L'ouvrage synthétique de R. de Koninck permet de découvrir un territoire méconnu et ses enjeux : la Malaysia.

Bornéo, Malacca ou Penang évoquent beaucoup plus à notre imaginaire collectif que le nom de Malaysia lui-même. Bien moins médiatisée que d’autres pays de "l’angle de l’Asie" la Malaysia se trouve aussi dans l’ombre de la touristique Thaïlande et du géant indonésien, dans nos représentations tout du moins. L’ouvrage de Rodolphe de Koninck offre donc une occasion de se lancer à la découverte de cette terra incognita.

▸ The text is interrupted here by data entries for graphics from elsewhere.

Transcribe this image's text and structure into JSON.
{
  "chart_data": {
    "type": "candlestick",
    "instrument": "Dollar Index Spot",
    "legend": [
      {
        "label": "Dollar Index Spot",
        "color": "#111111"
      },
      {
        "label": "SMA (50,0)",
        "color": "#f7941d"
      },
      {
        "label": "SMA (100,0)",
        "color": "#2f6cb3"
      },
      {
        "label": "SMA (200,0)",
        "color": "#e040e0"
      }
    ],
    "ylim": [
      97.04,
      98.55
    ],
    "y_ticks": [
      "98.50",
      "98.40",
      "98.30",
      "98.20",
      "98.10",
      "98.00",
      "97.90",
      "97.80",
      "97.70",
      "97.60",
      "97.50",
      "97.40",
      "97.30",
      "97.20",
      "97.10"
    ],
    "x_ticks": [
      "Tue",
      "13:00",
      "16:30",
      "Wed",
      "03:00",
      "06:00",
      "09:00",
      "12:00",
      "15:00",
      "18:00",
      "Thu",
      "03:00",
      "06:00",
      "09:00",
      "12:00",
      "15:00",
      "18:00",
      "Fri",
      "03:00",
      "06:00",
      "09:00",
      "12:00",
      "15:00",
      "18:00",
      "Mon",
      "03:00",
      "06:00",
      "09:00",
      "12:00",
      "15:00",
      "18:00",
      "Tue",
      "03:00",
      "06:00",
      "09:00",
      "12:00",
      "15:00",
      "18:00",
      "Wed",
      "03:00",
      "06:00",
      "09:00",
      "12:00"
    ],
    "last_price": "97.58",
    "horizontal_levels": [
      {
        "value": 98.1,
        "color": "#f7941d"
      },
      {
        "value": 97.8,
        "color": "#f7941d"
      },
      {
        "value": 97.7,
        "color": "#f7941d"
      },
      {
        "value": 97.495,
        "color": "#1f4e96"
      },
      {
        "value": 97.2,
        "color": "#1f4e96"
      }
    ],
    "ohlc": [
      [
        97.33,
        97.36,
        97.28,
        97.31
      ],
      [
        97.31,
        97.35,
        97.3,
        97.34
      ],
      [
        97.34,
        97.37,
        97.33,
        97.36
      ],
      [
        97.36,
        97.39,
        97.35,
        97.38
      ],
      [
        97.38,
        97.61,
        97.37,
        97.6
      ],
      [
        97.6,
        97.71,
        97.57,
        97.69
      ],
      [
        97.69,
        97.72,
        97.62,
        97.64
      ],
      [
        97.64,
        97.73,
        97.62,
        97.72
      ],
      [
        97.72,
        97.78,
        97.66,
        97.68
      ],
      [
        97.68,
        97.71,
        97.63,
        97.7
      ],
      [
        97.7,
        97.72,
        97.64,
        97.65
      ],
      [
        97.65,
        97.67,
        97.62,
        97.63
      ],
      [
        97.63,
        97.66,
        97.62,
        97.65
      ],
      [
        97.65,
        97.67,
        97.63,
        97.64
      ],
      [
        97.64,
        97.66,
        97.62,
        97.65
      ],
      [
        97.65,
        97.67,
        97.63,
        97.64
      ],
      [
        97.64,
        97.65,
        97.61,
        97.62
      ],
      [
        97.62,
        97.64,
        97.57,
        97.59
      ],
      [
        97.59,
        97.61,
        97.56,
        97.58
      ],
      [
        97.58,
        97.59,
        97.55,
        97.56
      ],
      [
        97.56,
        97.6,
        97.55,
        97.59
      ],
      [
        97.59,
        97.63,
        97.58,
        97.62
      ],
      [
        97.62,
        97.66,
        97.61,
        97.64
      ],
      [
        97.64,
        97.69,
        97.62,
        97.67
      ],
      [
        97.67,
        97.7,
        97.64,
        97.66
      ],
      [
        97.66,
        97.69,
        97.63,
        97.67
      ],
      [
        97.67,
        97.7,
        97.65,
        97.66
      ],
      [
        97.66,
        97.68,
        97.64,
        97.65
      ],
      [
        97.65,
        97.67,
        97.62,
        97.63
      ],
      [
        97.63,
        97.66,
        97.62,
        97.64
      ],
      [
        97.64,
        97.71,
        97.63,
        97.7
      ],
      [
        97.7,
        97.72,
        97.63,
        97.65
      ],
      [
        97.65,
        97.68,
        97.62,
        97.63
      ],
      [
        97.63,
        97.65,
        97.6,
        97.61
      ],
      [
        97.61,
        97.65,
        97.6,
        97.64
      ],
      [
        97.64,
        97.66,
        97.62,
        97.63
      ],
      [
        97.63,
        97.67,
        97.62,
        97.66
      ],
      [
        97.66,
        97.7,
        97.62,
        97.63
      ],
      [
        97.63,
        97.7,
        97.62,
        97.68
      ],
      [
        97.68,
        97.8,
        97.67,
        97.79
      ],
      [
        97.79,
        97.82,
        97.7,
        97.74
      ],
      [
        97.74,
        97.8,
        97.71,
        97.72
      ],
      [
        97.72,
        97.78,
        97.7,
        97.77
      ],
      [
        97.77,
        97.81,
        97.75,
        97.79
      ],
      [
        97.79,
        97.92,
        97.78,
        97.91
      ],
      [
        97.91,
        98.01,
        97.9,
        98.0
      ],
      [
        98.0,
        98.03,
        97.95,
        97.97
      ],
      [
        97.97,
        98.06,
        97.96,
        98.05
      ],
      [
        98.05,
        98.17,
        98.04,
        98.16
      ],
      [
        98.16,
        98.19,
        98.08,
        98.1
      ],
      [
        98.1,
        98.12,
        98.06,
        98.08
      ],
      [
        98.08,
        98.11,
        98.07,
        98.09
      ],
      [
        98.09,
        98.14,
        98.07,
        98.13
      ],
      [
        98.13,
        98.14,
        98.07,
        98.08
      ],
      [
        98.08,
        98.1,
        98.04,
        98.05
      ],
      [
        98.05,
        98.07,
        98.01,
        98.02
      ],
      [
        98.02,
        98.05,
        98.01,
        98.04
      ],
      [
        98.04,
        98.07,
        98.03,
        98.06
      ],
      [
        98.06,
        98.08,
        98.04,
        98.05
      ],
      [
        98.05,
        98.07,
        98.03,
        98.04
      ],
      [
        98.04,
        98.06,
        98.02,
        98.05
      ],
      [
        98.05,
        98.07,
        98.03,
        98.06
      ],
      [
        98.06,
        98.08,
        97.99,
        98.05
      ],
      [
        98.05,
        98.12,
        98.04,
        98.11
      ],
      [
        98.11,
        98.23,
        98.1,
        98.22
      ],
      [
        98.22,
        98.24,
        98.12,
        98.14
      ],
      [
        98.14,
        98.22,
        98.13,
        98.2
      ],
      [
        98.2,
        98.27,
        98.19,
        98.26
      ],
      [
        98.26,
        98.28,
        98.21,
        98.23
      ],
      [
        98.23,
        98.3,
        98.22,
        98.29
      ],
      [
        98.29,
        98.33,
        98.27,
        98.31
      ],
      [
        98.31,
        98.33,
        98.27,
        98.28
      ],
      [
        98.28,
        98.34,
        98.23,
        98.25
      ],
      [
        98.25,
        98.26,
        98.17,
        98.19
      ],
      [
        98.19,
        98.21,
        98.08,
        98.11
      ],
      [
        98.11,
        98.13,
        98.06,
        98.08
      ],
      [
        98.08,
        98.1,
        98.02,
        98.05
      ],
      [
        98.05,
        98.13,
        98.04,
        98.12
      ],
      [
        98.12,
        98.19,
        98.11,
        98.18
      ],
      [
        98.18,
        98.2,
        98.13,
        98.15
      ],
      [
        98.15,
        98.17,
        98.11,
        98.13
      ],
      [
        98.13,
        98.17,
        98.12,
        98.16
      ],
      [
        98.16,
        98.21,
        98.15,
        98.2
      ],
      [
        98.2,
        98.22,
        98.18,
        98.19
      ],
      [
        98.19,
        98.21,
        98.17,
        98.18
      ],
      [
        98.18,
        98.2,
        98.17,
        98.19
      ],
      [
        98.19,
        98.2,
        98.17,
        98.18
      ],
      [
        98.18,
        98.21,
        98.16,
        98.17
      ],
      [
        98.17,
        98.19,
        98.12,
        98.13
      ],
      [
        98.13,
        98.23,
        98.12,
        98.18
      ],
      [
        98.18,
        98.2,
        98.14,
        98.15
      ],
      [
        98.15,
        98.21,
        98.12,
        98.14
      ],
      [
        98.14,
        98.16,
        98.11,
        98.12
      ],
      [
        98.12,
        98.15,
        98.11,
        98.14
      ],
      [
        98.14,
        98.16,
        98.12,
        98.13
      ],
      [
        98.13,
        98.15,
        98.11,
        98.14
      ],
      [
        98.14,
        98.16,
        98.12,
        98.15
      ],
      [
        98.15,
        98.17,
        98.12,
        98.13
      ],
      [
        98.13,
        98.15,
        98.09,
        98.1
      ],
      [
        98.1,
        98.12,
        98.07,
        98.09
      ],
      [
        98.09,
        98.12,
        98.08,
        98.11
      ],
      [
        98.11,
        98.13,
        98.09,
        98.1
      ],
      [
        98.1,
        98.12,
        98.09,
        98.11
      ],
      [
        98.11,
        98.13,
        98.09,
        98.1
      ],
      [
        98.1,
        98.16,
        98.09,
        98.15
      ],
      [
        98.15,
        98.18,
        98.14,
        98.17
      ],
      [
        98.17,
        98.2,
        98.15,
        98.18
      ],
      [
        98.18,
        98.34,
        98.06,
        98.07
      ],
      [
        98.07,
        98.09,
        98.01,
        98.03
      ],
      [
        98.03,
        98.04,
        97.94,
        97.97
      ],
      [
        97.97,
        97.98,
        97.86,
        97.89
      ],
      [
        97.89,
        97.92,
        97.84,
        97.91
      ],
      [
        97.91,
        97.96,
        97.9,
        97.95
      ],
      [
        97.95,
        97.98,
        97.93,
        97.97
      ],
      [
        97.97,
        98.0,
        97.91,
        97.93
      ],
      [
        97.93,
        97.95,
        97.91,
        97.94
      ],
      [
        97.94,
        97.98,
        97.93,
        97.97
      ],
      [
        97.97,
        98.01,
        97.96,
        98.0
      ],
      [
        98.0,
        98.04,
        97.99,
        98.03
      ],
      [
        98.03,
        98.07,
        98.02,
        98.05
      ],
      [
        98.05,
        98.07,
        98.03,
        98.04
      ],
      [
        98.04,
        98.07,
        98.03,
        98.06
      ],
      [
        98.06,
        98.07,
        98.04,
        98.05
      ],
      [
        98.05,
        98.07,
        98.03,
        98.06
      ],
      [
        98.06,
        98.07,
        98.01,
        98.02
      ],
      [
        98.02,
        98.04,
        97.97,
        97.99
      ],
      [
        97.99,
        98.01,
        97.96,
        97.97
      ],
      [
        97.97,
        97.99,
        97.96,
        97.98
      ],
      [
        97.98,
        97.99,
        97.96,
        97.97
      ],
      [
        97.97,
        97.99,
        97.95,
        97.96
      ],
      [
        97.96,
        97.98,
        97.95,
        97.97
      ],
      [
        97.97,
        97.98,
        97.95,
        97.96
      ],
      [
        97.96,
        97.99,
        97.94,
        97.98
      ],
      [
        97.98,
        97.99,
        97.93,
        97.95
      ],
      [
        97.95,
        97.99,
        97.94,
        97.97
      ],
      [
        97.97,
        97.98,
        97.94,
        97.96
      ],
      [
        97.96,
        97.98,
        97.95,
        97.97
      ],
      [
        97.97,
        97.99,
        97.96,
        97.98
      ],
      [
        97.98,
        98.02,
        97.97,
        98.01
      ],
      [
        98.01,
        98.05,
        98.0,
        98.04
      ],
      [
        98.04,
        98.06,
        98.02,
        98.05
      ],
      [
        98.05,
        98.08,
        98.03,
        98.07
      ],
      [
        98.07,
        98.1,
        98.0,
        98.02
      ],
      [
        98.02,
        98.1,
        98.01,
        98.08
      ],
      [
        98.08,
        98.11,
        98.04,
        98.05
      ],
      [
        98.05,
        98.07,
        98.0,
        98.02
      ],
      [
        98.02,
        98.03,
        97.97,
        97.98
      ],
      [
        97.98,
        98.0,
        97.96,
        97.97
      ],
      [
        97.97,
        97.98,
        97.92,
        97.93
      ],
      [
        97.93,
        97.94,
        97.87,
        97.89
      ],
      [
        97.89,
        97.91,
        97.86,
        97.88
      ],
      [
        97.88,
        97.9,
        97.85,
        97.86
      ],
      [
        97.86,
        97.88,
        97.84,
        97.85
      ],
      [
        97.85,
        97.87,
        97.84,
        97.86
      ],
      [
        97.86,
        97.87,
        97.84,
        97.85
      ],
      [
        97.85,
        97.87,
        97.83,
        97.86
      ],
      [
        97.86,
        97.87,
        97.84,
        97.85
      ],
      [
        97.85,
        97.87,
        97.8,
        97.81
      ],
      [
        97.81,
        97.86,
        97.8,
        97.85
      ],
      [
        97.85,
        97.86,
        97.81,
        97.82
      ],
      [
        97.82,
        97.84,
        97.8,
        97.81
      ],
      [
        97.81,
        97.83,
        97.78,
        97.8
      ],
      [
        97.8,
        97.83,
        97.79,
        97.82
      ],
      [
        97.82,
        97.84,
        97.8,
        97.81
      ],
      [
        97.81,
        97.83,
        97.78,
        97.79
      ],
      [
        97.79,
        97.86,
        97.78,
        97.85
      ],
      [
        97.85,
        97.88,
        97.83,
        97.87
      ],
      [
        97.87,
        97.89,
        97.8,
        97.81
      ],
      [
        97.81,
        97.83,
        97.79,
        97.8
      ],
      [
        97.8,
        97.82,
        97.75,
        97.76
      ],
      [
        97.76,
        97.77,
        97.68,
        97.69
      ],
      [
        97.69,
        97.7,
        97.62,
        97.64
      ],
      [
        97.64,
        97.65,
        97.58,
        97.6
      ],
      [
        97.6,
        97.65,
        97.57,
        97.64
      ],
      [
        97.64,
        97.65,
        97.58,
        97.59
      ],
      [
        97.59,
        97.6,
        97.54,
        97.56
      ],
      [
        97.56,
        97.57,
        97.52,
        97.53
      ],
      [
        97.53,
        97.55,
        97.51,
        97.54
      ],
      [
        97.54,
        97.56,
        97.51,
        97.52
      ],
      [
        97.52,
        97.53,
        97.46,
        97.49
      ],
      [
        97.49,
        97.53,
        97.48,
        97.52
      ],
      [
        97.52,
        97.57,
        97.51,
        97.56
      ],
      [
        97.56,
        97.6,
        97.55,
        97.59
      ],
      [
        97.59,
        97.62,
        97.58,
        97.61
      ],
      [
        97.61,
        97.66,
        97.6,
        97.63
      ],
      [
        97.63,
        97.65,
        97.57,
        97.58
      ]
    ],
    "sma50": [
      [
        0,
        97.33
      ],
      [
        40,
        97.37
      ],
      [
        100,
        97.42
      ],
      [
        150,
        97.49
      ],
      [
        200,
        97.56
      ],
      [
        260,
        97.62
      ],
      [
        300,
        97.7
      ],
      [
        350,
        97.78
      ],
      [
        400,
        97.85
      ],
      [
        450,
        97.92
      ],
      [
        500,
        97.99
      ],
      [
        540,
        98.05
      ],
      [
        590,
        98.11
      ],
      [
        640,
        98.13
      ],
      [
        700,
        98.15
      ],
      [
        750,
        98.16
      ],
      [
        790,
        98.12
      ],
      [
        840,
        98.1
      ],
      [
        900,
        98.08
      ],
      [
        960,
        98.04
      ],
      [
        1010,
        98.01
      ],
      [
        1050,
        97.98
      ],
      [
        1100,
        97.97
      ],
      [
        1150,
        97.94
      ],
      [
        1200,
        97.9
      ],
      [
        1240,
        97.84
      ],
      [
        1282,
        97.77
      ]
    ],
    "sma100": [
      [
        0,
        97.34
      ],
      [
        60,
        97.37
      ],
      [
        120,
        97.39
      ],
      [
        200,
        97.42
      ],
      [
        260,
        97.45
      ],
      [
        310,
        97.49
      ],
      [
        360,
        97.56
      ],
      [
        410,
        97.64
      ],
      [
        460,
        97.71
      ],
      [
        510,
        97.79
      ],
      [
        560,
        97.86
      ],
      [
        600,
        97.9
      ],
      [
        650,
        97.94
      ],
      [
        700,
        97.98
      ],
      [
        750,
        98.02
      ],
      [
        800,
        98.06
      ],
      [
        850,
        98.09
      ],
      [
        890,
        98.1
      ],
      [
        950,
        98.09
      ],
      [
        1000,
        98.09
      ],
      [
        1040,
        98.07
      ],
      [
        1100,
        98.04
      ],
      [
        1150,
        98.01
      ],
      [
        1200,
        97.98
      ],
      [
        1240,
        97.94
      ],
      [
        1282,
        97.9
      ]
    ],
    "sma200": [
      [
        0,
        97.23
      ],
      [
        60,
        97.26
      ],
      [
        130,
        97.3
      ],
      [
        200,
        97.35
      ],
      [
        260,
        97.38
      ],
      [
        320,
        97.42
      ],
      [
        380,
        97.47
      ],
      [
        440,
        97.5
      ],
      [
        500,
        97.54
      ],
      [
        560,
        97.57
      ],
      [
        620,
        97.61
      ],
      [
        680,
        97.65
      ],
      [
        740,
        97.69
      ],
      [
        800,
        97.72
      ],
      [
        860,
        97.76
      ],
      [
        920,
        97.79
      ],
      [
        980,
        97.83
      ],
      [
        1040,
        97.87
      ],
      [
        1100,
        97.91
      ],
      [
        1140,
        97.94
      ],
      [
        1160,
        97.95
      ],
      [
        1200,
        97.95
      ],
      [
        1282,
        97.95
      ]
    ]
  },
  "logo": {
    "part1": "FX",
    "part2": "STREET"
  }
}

Indépendante depuis 1957, la Malaysia est un Etat fédéral rassemblant 27 millions d’habitants sur une surface équivalent aux trois cinquièmes de la France. Il s’agit d’un Etat multiethnique où les Malais, les Chinois et les Indiens représentent respectivement 54 %, 26 % et 8 % de la population. Grand spécialiste de l’Asie du Sud-Est, le géographe québécois Rodolphe De Koninck signe ici une publication volontairement monographique à l’attention des non-spécialistes, en phase avec l’esprit de la collection Asie plurielle chez Belin.


Géohistoire

La première partie de l’ouvrage s’inscrit dans une géographie du temps long, indispensable à la compréhension du territoire malaysien contemporain. L’auteur revient d’abord sur le processus d’islamisation qui caractérise surtout le XVe siècle (60 % de la population malaysienne est encore musulmane aujourd’hui) et qui se traduit par la constitution de sultanats côtiers dans la péninsule. Ville cosmopolite sur la route des épices, pôle de diffusion de l’islam et de la langue malaise, Malacca se présente alors comme la plus rayonnante de ces cités-Etat. Au XVIe siècle, ces comptoirs deviennent des objets de convoitise pour les Européens, essentiellement Portugais et Hollandais. Mais c’est surtout la colonisation britannique qui, à partir du XIXe siècle, marque de façon durable l’organisation de l’espace national. Cette période est marquée par le développement de l’exploitation de l’étain et des plantations d’hévéas, facteurs d’émergence de la "mosaïque ethnique" malaysienne puisque les autorités britanniques eurent abondamment recours à la main d’oeuvre chinoise et indienne.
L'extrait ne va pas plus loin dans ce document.